In “Channel Orange,” the rising R&B star harnesses the power of his chilling falsetto and ambient vocalizations to narrate the story of glamorous socialites yearning for more than they already have, teenagers lost in the cheap thrills of substance abuse, and a young girl dressed up as an Egyptian queen, prostituting herself to keep the bills paid.
Ocean reflects on the rifts within society and within individuals, revealing the traps of the fast-paced material world filled with those unable to unravel the meaning of their own experiences.
In a way, the album offers entire sense without any predictability. Ocean’s tracks alternate between casual upbeat tempos and the more drawn-out somber melodies that showcase Ocean’s own smooth vocals, flooded by trance-like echoes in the background.
Each song suspends listeners in a mesmerizing daydream, pulling them into one song of expectations and then carrying them into an entirely different world with the next.
Reminiscent of Ocean’s mixtape “Nostalgia, Ultra,” released in early 2011, this album also employs his trademark use of monologue recordings and sounds of cassette tapes fast-forwarding and rewinding.
The songs also experiment with different mediums of sound ranging from finger snaps, keys jingling and planes taking off to the diverse talents of André 3000, fellow Odd Future member Earl Sweatshirt and John Mayer.
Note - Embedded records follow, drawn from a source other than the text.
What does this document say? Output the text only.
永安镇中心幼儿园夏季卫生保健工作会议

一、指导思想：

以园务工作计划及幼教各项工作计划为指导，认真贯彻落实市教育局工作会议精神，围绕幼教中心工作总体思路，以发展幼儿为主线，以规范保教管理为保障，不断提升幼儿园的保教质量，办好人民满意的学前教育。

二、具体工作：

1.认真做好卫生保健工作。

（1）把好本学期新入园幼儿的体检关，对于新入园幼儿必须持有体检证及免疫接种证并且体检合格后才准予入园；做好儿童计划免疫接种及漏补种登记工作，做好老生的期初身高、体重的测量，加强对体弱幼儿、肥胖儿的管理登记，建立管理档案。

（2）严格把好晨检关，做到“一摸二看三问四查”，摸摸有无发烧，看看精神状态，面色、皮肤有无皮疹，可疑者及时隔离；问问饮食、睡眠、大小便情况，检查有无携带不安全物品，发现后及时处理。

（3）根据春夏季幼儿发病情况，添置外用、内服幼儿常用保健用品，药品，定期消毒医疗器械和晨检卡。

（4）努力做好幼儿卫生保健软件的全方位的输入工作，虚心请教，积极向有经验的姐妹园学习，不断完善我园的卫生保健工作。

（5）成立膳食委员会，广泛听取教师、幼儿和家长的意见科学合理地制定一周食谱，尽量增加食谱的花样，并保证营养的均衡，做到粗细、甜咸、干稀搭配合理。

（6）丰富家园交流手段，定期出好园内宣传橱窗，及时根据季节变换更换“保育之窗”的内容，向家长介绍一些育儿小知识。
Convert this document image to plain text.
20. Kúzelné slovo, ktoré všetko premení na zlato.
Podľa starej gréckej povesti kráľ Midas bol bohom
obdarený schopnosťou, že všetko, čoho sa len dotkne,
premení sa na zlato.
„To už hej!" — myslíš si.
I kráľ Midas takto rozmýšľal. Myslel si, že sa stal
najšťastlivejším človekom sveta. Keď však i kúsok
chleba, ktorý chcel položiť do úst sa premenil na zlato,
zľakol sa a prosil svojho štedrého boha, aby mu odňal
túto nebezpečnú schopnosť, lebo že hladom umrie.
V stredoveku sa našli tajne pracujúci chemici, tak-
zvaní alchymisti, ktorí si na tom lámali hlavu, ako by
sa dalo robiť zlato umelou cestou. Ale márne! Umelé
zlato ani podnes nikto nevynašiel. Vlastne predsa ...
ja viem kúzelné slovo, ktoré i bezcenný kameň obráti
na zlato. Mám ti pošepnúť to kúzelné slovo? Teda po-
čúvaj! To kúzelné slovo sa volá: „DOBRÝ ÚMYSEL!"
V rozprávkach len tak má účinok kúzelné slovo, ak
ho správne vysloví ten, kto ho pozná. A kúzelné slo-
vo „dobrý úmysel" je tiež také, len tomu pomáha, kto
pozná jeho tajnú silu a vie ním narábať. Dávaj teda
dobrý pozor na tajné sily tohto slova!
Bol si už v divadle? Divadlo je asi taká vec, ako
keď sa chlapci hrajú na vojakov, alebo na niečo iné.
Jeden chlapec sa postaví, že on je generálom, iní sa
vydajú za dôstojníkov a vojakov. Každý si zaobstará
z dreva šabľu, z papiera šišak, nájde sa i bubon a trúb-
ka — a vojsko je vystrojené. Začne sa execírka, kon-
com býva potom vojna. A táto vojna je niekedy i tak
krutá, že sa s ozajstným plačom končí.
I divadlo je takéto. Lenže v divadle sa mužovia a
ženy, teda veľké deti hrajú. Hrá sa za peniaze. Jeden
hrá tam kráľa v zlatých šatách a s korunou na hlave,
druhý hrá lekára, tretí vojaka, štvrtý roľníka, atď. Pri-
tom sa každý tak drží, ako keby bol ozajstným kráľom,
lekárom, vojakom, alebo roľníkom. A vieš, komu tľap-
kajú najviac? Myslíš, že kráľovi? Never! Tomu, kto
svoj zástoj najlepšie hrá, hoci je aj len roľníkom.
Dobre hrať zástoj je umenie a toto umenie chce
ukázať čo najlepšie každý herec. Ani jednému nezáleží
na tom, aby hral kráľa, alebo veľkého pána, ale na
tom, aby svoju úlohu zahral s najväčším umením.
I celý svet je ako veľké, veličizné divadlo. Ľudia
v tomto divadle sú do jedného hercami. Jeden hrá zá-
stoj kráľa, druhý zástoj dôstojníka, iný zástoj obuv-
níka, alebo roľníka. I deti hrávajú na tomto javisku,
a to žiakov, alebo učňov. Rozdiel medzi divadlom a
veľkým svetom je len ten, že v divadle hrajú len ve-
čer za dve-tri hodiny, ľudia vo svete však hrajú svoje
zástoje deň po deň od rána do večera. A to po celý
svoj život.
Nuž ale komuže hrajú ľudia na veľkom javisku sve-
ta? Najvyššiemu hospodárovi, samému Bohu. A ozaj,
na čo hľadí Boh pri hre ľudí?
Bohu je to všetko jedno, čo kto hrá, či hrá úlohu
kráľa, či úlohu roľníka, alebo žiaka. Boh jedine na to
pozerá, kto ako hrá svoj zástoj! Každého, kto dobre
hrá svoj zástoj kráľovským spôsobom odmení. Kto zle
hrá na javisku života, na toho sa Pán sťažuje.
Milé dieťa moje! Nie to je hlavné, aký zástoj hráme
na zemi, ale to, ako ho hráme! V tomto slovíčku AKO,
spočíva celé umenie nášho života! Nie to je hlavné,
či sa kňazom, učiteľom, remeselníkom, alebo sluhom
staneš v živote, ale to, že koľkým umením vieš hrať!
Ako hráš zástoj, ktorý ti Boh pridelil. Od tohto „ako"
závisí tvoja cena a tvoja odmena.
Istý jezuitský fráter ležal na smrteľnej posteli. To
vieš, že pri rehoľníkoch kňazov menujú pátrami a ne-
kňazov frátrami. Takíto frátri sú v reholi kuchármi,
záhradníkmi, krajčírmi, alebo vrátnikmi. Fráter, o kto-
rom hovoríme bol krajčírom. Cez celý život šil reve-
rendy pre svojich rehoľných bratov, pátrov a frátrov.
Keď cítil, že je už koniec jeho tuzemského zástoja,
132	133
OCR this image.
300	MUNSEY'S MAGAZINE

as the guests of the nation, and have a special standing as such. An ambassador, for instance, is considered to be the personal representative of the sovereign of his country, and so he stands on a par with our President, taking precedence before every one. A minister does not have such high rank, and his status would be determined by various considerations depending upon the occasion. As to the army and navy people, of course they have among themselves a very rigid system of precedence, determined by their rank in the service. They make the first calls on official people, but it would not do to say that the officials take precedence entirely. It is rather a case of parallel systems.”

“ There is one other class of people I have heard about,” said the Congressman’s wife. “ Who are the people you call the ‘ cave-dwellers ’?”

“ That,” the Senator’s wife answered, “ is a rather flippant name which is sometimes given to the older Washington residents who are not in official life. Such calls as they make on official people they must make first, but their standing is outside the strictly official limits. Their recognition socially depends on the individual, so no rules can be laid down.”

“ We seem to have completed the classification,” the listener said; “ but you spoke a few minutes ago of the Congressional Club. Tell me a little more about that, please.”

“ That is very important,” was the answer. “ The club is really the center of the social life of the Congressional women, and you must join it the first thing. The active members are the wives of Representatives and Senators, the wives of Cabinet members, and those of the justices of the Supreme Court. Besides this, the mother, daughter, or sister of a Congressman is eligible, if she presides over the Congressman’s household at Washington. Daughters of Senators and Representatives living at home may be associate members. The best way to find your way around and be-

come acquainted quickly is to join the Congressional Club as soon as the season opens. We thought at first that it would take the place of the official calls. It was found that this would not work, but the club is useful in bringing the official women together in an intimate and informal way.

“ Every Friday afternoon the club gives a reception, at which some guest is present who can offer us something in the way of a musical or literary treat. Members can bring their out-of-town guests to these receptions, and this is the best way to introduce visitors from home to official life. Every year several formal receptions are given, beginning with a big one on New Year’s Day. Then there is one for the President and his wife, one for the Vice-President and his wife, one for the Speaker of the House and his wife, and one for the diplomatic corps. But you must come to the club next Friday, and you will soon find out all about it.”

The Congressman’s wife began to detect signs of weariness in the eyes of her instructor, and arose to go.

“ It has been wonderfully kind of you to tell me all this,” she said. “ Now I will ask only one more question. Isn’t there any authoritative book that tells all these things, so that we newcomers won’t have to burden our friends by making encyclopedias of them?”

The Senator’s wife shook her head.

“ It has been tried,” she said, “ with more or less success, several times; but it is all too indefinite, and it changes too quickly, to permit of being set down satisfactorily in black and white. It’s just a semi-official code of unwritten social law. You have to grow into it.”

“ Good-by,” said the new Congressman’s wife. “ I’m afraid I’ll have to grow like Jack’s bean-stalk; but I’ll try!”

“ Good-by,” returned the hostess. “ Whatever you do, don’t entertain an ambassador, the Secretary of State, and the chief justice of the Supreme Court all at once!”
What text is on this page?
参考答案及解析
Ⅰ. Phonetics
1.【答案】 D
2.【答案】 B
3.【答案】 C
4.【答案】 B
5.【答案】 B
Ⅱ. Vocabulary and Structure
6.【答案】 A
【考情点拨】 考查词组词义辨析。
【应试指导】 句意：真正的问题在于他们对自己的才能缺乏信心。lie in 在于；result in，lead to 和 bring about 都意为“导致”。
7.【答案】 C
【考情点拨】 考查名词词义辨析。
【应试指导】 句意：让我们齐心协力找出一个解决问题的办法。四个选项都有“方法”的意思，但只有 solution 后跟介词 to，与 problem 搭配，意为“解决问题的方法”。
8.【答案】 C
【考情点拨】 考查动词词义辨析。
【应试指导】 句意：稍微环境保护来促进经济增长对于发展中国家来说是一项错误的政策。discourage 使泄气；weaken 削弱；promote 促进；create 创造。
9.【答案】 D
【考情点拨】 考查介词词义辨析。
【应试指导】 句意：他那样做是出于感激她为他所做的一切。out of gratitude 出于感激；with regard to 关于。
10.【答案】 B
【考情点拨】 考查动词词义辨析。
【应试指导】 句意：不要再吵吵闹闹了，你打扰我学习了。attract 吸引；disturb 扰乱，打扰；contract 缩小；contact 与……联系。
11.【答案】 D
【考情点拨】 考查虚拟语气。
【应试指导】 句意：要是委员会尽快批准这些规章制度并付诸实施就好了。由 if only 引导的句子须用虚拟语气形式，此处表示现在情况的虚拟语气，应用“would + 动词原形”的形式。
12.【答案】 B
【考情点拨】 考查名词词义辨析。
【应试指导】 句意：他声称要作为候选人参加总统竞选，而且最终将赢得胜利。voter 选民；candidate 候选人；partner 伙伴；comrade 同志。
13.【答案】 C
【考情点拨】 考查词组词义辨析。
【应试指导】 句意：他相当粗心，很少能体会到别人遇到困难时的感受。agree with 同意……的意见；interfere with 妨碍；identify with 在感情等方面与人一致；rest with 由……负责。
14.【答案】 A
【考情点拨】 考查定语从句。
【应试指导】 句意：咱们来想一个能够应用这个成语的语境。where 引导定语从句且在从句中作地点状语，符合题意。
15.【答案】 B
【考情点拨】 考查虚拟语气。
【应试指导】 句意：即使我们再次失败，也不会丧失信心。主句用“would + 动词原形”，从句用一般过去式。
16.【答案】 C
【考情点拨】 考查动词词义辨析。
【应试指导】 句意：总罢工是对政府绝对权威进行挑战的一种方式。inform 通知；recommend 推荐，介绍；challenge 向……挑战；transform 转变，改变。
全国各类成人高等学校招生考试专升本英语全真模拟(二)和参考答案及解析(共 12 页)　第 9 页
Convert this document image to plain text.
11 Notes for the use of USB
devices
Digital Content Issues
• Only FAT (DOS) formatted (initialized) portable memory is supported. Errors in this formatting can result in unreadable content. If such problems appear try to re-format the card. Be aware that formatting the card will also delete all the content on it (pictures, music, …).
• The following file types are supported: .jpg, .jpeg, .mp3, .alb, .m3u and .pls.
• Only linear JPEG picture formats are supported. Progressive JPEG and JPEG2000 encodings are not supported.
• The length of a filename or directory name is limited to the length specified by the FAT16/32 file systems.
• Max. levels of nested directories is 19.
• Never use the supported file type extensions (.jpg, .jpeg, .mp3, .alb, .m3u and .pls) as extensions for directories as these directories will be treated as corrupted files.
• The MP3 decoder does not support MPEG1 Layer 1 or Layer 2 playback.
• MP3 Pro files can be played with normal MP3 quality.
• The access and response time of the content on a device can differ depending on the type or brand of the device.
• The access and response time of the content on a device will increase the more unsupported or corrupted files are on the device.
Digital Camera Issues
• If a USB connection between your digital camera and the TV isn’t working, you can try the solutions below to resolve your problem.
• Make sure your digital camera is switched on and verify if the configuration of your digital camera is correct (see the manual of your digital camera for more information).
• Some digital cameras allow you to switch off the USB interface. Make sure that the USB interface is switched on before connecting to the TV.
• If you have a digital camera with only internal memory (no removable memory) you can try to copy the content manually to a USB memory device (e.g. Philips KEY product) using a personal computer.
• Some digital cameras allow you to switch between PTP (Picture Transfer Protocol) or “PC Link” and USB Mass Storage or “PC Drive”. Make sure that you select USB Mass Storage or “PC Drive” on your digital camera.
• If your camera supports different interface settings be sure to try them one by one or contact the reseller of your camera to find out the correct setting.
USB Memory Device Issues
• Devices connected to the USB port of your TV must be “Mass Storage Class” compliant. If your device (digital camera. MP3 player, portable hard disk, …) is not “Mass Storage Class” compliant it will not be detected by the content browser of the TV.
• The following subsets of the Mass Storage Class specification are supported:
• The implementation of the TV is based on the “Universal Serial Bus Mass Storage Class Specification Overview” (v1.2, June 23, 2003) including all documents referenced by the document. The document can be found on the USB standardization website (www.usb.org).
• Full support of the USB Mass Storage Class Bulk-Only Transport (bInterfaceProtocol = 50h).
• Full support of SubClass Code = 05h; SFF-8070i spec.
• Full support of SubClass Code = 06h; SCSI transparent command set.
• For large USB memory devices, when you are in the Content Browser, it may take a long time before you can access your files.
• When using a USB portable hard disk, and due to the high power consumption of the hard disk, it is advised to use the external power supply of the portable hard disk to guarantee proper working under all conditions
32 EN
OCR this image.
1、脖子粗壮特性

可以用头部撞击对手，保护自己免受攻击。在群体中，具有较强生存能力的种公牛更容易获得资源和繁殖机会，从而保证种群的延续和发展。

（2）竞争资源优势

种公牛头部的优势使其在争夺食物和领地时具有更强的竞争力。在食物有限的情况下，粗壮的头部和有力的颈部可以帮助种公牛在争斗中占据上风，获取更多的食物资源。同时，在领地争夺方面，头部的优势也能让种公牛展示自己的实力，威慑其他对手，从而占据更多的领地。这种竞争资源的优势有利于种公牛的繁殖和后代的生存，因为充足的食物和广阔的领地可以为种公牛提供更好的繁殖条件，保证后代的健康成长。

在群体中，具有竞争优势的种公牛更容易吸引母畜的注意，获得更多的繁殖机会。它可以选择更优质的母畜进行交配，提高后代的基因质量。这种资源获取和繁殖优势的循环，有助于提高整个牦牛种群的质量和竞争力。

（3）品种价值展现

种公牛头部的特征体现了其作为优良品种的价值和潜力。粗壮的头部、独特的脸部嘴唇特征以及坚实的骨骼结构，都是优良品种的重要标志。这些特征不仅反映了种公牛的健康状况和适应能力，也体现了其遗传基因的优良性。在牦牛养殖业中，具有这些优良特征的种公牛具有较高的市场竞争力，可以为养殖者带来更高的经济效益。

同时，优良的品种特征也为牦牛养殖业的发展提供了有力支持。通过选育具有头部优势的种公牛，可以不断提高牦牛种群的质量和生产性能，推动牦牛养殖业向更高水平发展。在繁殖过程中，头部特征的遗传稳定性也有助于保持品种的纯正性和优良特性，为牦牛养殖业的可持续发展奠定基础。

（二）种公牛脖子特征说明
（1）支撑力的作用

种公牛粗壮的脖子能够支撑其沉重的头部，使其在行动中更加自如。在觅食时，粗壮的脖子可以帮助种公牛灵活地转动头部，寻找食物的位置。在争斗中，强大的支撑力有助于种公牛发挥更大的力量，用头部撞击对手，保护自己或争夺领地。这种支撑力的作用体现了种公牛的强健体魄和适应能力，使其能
Certain songs are paced by the heavy banging of the piano while others by the tempo of synthetic beats, allowing the album to extend beyond the conventional bounds of an R&B album, breaching into genres of jazz funk, electrifying 80s pop and even gospel.
Although the CD lists 17 tracks, these are by no means individual songs that can be listened to as singles. The entire album is a cohesive package with tracks titled “Start” and “End.” Each song streams seamlessly into the next, both musically and narrative-wise.
Descriptions of the fading extravagance in “Sweet Life” (“The starshine always kept you warm”) and his lone pleas of desperation in “Super Rich Kids” (“I’m searching for a real love, talkin’ ’bout a real love”) reflect hollow descriptions of the human soul to mirror the equally haunting mood of his melodies.
Frank Ocean uses his debut album to explore the conditions for love while holding true to his avant-garde vision of what his music should be. For those who have yet to hear “Channel Orange,” Ocean’s music is a drift off into the universe but also an awakening into reality and more than worth the time.